New voices, old treasures: Museum reimagines 250 years of history
Museum explores new ways to present collection items as major gallery is revamped. Tony Henderson reports
A Big Game hunter’s trophy and now illegal birds’ eggs collection will be among items on show when a museum’s revamped gallery opens.
Newcastle University's Great North Museum: Hancock has worked with local community members on a project to reimagine one of its permanent galleries.
The Explore Gallery reopens this week (June 25) with fresh perspectives and stories about museum objects, which span natural history, archaeology, and ethnography.
The history of the collections at the popular museum spans more than 250 years.
Over 10 months, staff at the Newcastle city centre venue, including the front-of-house team, learning, community, and curatorial departments, collaborated with a steering group from local communities.
The group took part in sessions to uncover hidden stories and introduce new voices and perspectives to the gallery.
This collaboration led to three key themes for the gallery:
'Origins' looks at life on Earth over the past 300 million years, alongside the history of the museum; 'Empire' examines the human and environmental impact of empires across space and time; while 'New Perspectives' presents case studies from the collections to demonstrate how museums are changing through new research, community engagement and more transparency.
Among the objects on display will be Thompson's Gazelle, shot in East Africa by Abel Chapman, a North East hunter-naturalist active in the early 1900s.
While such trophy heads are linked to named collectors, obtaining them depended on skilled local men whose labour and knowledge went unrecorded. Teams of more than 40 men were employed on some of Abel Chapman's trips. Very little is known about them, other than scant details of a few of these individuals.
An unusual-looking wombat, the first to arrive in Europe, was sent to Newcastle by Captain John Hunter, the Governor of New South Wales, Australia in 1798.
Due to European assumptions at the time of its arrival, it was incorrectly mounted in an upright stance as it was believed it would have 'stood' like a kangaroo or similar. Wombats spend most of their time on all fours.
Also on display will be a Roman centurial stone (pictured at the start of the story), found near Denton Burn, Newcastle, with an inscription that reads: From the First Cohort of Dacians the century of Aelius Dida built this.
The inscription on the centurial stone – one of a series telling which units built sections of Hadrian's Wall – shows that the Denton stretch was built by the First Cohort of Dacian troops commanded by Aelius Dida.
The Dacian unit originally came from Dacia, now part of modern-day Romania and at one time formed part of the garrison at Birdoswald fort near Gilsland.

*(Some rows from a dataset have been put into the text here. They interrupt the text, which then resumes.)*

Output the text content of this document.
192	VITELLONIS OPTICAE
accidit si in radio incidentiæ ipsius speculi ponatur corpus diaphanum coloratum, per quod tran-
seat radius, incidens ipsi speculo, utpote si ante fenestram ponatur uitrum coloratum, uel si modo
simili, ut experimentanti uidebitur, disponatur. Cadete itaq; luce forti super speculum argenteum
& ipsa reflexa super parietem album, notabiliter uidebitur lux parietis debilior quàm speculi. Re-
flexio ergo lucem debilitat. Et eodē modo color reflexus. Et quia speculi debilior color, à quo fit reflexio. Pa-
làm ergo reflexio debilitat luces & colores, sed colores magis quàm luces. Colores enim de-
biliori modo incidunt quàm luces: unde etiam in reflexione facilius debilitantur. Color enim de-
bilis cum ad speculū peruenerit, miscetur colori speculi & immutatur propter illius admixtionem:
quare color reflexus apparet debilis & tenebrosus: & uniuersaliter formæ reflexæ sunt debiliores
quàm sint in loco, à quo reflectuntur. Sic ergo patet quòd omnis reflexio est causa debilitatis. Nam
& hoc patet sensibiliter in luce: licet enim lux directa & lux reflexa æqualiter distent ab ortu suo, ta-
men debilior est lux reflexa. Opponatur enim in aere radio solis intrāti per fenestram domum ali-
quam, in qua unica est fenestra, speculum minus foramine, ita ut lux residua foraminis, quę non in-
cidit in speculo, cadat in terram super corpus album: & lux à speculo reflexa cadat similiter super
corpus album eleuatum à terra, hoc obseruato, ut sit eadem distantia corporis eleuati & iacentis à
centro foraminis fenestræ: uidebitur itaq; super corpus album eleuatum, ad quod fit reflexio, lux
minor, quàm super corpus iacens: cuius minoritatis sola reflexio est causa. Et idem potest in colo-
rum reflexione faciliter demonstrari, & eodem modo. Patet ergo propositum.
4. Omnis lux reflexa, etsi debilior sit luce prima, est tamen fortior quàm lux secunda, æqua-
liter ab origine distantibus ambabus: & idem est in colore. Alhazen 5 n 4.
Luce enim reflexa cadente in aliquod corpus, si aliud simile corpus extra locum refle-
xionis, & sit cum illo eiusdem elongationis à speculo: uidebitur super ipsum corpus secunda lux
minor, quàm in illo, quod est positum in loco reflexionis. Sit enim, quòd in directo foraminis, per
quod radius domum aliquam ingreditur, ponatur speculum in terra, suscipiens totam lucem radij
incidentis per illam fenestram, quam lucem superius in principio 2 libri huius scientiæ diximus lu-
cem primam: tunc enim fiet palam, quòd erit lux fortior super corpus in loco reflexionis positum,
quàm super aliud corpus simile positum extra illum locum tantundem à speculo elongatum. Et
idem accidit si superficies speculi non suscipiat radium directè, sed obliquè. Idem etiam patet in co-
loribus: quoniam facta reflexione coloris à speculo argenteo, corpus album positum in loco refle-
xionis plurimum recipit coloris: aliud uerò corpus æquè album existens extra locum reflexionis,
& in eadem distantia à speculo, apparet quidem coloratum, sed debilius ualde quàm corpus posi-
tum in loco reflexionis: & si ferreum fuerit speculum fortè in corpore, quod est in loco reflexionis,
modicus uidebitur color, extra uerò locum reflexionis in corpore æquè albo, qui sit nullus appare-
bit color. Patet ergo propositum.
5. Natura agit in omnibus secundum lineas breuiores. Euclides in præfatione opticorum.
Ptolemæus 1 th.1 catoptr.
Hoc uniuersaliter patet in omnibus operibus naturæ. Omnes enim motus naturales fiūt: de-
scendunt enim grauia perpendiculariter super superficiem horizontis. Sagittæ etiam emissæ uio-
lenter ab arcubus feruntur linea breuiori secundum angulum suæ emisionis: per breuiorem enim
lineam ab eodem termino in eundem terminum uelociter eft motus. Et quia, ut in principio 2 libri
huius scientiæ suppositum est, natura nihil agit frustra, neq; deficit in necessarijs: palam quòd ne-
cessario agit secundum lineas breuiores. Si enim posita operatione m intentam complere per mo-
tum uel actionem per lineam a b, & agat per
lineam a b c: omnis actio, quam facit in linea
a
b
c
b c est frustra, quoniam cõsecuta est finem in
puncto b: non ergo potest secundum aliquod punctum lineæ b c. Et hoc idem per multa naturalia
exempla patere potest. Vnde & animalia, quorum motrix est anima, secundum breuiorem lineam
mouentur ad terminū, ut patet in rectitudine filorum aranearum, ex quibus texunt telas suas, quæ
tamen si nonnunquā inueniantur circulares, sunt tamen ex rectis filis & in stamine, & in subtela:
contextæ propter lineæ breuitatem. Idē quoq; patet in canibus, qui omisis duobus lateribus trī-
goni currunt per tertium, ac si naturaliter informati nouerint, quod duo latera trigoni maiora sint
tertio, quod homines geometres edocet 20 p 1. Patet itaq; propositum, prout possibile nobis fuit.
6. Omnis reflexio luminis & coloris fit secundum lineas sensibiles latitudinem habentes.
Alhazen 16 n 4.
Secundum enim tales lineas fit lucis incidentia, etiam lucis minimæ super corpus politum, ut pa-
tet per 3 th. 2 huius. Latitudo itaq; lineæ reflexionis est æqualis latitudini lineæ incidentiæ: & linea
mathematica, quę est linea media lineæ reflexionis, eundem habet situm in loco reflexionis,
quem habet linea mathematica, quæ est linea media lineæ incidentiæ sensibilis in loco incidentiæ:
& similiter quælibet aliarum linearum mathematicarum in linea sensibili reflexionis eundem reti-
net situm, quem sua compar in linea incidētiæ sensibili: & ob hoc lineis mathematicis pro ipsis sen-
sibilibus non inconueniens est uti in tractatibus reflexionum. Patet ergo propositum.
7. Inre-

Visitors can explore a collection of lamellophones, musical instruments with a rich history rooted in Africa. The Kankobela, played by the Lala, Tonga, and other Zambian communities, is used for storytelling, reflection, and personal enjoyment. The songs often carry coded meanings, social advice, or memories, reflecting local language, humour, and lived experience.

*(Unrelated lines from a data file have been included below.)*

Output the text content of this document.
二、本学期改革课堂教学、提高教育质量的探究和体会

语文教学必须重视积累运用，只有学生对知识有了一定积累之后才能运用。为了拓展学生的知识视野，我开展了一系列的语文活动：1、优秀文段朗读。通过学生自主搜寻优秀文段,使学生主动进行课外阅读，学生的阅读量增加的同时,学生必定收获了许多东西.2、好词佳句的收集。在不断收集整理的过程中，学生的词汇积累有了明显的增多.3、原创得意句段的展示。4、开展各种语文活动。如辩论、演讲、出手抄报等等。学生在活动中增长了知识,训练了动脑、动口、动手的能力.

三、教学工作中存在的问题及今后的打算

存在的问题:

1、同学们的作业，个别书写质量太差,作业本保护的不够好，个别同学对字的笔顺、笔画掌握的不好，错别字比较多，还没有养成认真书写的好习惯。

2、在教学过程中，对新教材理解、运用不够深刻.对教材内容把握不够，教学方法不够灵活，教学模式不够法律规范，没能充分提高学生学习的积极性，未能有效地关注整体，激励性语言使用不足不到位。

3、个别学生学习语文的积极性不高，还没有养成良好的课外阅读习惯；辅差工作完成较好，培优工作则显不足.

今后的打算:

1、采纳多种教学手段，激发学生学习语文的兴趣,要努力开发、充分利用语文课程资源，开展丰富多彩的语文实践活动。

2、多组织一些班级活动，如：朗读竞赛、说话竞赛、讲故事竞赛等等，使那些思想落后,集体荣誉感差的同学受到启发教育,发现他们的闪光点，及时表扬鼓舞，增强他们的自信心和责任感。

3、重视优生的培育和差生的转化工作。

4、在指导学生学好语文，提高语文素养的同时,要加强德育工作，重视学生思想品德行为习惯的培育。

The Likembe reflects musical traditions that originated in the Lower Congo River region and spread widely through porters, soldiers, and labour migrants during the 19th and early 20th centuries. Among the Amba and other communities, it was used for storytelling, self-expression, and musical companionship on the road.
A collection of British birds' eggs from the 1950s will also feature, reflecting a time when egg collecting was still legal – a practice now banned under the Wildlife and Countryside Act (1981). The shape, size, and markings of each egg offer clues to the birds' lives, while their presence in museums today reveals how attitudes to wildlife have profoundly changed.
Malavika Anderson, museum manager, said: "This project represents a new way of working for us at the museum. As a community-led project, it has allowed us to look more closely at our collections from new perspectives. It has challenged us and inspired us.
“It would not have been possible without the passion, commitment and enthusiasm of all the project participants, the designer, teams at the museum and partners. We are very excited to now share this space with our visitors.”
The updated Explore Gallery was made possible with funding from the Esmée Fairbairn Collections Fund, managed by the Museums Association, with knowledge contributed by the Natural History Society of Northumbria and the Society of Antiquaries of Newcastle upon Tyne and Newcastle University. The gallery was designed by Abi Wright.